Queens dad pulls daughter from school after videoed playground attack
An 11-year-old girl was attacked in another videotaped Queens school assault — but administrators never removed her assailants from class, her father told The Post.
Marco Rosero, 42, said he was forced to pull his traumatized daughter from MS 217 in Briarwood after administrators, cops and Department of Education anti-bullying staffers blew off his pleas for help.
“Something has to be done about what is going on in these schools,” the furious sanitation worker said. “No one cared. No one helped. My daughter was too scared to go back to class but the kids who attacked her were right back in their seats.”
Rosero’s outrage comes amid mounting parental and teacher worry in nearby District 26 over school safety and a perceived lack of administrative interest in addressing student misconduct.

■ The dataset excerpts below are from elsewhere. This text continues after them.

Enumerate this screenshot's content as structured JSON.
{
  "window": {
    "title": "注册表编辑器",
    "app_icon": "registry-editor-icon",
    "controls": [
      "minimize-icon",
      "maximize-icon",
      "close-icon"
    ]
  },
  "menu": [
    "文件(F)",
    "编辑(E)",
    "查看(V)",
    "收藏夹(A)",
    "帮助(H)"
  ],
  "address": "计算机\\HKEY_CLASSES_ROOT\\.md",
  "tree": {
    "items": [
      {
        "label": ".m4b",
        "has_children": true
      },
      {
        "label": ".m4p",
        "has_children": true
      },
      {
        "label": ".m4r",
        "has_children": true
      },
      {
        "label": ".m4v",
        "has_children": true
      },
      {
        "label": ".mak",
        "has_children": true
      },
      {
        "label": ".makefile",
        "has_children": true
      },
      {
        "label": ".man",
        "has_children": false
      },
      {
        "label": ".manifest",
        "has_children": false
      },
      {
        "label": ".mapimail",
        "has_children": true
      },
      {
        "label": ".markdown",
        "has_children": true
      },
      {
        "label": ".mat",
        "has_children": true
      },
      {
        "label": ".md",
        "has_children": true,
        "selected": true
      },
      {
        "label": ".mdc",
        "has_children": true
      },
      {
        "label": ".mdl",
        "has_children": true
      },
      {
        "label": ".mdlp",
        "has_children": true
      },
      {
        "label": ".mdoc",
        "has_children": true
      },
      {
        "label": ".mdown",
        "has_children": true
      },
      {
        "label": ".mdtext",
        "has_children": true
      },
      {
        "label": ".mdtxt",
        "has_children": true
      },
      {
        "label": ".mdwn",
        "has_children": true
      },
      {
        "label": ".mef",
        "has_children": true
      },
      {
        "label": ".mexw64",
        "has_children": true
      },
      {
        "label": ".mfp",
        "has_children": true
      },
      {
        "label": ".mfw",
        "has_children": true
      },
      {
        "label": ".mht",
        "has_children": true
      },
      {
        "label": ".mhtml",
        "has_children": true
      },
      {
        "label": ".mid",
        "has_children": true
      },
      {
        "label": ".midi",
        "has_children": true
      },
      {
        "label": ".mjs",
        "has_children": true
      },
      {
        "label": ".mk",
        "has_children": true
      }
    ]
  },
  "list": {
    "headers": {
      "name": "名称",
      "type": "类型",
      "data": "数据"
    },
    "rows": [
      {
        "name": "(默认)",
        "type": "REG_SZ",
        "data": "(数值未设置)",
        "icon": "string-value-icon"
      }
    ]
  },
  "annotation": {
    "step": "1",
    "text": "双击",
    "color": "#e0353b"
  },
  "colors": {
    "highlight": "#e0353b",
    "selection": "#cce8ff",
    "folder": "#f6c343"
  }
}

In another beating captured on tape earlier this month, a student at MS 158 Marie Curie was assaulted in a school cafeteria. That girl’s mother raged that the attacker was never removed from class despite administration assurances that she had been.
Rosero said he was left with no choice but to remove his daughter from the District 28 school and enroll her in Our Lady Queen of Martyrs in Forest Hills.
Footage of the attack, which was initially posted to social media and obtained by The Post, shows Rosero’s child being repeatedly hit and thrown to the ground by a student while others cheer.
Rosero said a dean initially called his wife after the Nov. 25 assault but minimized the incident and pledged to handle the matter internally.
The father called police and school administrators to demand accountability.
He noted that one of the culprits captioned her version of the video: “Almost got suspended, lol.”
Rosero said a school dean told him that the attackers would be given detention and that the matter would be addressed.
“They expected my daughter to immediately go sit next to the kids who did this to her,” Rosero said. “I called and left messages for the principal and he never called back. I never talked to him. Not once.”
With his frightened child marooned at home and frustrated by the school’s response, Rosero said he called a number for a school safety liaison provided to him by his local police precinct.
“I must have called 30 times,” he said. “There is no answering machine, it just rings and rings. I never got anybody to pick up.”
Rosero said he also emailed a DOE anti-bullying office on Nov. 26 and was provided an automated complaint number and a promise to respond.